The Japanese Emperor’s acceptance of defeat and subsequent announcement to the Japanese people that they had been defeated was critical to the war’s end. The Americans identified the importance of the Emperor to the Japanese political and societal being and realised that through him the Japanese could retain their honour and identity despite defeat. An alternate history, where the Americans demanded complete regime change, would very likely have resulted in an American invasion of the Japanese mainland, tens of thousands of more lives lost, and a long-term counter-insurgency war completely changing the course of history. Instead, Japan was allowed to rebuild and retain their national identity. America and Japan are now close allies sharing economic and defence ties in support of mutual interests.
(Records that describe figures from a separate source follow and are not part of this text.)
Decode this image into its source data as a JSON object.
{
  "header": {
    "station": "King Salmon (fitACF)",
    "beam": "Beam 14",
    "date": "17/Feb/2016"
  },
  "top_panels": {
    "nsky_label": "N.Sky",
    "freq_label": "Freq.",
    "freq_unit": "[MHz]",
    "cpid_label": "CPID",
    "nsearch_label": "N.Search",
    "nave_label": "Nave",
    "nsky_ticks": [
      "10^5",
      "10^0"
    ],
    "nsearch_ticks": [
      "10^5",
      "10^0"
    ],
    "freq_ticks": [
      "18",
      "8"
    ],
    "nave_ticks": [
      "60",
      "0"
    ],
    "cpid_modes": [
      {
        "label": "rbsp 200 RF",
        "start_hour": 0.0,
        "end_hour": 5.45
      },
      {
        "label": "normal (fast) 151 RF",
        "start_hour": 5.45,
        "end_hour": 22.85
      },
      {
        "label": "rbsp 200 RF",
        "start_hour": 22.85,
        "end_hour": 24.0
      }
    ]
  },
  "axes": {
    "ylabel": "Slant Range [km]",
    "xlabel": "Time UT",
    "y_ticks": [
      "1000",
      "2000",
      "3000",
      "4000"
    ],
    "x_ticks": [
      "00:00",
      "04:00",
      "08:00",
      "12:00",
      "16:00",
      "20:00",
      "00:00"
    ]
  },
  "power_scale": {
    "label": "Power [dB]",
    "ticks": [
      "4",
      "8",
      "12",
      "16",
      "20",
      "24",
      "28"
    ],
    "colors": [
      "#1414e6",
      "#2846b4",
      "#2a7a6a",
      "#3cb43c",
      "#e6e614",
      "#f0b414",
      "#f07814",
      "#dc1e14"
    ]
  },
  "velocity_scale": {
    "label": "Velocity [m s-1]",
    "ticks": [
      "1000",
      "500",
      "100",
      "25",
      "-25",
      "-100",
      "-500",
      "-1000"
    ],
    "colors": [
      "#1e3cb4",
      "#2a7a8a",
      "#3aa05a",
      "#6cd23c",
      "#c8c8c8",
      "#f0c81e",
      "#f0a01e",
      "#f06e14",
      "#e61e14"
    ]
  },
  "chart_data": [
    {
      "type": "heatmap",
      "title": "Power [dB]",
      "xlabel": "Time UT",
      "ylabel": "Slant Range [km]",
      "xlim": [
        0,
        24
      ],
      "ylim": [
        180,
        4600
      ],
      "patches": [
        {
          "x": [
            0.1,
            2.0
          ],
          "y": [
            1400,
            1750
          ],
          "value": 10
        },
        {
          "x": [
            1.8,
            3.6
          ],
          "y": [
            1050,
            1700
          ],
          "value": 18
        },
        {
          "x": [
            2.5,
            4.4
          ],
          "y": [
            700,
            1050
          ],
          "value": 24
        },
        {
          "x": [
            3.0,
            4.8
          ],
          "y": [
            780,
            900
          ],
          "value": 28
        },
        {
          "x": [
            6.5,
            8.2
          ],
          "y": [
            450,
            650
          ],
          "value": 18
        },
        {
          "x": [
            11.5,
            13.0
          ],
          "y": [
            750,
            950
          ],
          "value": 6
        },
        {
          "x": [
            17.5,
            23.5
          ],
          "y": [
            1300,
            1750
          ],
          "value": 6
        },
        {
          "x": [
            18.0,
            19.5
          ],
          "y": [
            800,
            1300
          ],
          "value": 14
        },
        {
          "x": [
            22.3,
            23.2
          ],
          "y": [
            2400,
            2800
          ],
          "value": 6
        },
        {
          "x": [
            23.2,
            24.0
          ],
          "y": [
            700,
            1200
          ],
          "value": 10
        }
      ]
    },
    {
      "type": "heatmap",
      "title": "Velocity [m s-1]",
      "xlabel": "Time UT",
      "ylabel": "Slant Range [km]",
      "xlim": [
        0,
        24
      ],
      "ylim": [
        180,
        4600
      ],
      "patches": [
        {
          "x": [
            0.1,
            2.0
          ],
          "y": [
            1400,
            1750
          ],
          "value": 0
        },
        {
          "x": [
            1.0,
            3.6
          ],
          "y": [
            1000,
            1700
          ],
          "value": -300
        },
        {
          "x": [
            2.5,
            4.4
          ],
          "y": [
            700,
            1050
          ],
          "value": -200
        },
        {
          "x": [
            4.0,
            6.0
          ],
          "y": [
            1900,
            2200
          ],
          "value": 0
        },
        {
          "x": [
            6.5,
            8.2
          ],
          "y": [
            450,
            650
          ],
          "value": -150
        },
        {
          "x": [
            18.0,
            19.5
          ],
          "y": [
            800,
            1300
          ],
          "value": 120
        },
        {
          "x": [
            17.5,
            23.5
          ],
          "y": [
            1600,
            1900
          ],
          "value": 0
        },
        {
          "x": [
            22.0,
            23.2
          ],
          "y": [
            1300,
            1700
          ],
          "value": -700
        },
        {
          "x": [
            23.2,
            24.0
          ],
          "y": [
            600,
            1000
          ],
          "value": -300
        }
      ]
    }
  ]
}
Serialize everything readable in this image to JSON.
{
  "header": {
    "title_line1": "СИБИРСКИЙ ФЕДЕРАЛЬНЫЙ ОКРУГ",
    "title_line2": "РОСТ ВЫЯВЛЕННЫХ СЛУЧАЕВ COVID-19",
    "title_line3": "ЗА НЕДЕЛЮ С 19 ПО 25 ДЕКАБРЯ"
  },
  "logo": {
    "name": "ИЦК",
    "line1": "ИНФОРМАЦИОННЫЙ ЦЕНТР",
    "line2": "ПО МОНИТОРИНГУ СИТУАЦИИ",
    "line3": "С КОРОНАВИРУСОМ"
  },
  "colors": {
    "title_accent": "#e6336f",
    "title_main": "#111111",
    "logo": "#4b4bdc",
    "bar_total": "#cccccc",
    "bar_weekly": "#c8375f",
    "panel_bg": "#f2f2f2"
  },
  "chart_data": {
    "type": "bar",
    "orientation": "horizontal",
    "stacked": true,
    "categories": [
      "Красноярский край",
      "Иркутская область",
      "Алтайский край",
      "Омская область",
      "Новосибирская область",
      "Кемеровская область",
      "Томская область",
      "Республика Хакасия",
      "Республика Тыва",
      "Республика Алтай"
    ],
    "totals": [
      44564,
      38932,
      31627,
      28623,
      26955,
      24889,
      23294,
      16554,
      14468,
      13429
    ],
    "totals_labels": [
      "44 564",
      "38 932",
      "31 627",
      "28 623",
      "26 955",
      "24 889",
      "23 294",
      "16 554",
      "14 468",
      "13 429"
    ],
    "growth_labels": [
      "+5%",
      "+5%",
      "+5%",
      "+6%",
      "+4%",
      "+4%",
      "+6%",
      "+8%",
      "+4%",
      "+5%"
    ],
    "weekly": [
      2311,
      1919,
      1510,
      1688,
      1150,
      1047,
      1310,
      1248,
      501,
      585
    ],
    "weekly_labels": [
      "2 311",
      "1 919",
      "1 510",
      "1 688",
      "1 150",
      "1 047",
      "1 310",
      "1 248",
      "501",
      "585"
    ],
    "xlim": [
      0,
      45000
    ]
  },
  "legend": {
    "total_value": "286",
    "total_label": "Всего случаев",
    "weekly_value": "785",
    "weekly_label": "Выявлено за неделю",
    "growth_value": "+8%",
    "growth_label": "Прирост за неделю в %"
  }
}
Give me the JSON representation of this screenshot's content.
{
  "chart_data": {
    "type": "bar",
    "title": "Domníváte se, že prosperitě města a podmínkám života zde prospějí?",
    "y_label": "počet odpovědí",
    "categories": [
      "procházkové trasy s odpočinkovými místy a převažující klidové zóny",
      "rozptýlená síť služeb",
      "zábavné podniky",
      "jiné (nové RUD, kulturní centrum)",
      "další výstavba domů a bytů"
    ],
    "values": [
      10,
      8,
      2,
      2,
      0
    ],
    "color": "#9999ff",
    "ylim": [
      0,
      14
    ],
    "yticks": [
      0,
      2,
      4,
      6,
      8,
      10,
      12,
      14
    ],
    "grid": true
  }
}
Nations must focus significant effort toward advancing technological solutions to gain and maintain military superiority over potential adversaries. Particularly where they are unlikely to gain advantage through mass. However, as history demonstrates, large scale conflicts seldom end quickly and the will to fight of nations is ultimately what must be maintained, or defeated. Effort needs to be applied to understand what might constitute the strategic defeat mechanisms of potential adversaries’ national will. Further, nations should not rest all hope on achieving technological superiority in lieu of potential requirements to generate mass and accept that long and escalating future wars might be a reality. As Strategist and Author, Peter Singer, said in his address to the United States Senate Armed Services Committee ‘…our human flaws and mistakes still drive conflict, whether it is fought with a stone or a drone.’ Wars are a human endeavor and they only ever truly end when a belligerent nation, and its people, accept that it is ended.